Even if they do manage to put a lid on their fertility rates, this is like a game of musical chairs. The last configuration of populations in the world until everyone goes to replacement levels or under, will determine a certain balance of power. It determines who invades whom for territory, who gets the investment attention, who can strut around as representing a larger demos, and who contributes most of the genetic material to the future of humanity. And, until we fix our border issue, it determine who will swamp whom. Africans are increasing their share of the future, despite being so dysfunctional. The drive for reproductive success is still strong in the psyche – it’s just that most people have come to redefine success as being the best and most advantaged individual offspring, rather than large broods. The Africans are proving us wrong.

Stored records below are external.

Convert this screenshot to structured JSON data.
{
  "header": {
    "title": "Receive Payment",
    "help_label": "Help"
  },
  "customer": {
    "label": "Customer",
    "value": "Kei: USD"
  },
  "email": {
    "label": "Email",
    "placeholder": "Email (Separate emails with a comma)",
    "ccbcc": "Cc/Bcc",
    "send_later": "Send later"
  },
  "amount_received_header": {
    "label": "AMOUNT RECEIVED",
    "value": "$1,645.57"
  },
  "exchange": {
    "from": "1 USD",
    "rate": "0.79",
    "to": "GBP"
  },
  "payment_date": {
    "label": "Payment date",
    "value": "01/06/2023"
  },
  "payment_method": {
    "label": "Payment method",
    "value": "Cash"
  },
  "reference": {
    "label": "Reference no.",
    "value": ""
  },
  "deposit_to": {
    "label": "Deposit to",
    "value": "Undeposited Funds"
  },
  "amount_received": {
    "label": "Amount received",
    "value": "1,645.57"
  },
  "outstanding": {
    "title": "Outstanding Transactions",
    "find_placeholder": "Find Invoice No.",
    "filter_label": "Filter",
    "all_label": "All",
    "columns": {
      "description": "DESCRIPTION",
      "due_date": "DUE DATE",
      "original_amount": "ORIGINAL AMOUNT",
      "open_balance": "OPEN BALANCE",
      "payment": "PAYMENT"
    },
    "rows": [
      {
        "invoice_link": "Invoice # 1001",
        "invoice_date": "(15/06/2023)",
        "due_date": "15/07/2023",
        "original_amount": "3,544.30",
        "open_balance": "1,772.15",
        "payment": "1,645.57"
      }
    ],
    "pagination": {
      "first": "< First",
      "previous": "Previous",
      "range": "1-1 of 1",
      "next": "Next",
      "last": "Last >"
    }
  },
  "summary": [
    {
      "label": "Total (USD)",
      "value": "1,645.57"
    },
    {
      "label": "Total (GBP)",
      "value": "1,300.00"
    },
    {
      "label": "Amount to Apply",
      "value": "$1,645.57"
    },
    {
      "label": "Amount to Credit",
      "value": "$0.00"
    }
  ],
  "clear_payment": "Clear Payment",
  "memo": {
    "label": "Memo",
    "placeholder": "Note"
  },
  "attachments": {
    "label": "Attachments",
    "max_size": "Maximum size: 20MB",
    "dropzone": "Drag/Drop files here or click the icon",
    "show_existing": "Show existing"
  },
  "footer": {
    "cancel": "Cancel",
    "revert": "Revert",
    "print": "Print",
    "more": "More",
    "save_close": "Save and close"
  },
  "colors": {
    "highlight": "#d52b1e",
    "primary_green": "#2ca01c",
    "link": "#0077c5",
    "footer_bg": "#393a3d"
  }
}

31 Chip July 22, 2015 at 12:46 am

The novelist said he’s moving to Australia to join his son who lives in Melbourne. While there, he says, he hopes to write about the Aborigines who suffered the same conquest and oppression that the Malays did.

Interesting that his first project upon arriving in his new country is to criticize it, even as he and his children have moved there to benefit from the efforts of those he intends to criticize.

This incompatibility between belief and action manifests itself elsewhere too, because he also works to preserve Malay culture even though he criticizes his parents for putting him in a Malay school when young, and not in an English school where he could have gone on to become a doctor or other professional.

32 Tom July 22, 2015 at 2:16 am

Multiculturalism means the age of the entitled useless foreign whiner.

33 Thor July 22, 2015 at 2:59 am

Sooooo, it’s not such a great novel after all…

34 Jee Leong Koh July 22, 2015 at 3:31 am

Hi Tyler,

Thanks for blogging about Singapore literature. It is thriving, but still not receiving the attention that it deserves. A group of us Singaporean volunteers living in NYC are organizing a Singapore Arts Festival in our adopted city to celebrate Singapore’s 50th year of independence. I’m moderating a literary arts event called “Take Out, Take Home: Footloose Writers on Food and the Sense of Belonging,” which will feature writers Amanda Lee Koe, Jeremy Tiang, Colin Goh, and Yen Yen Woo. If you are in New York in September, I invite you to join us. It’d be a lovely way to meet some of the writers that you’ve been reading about.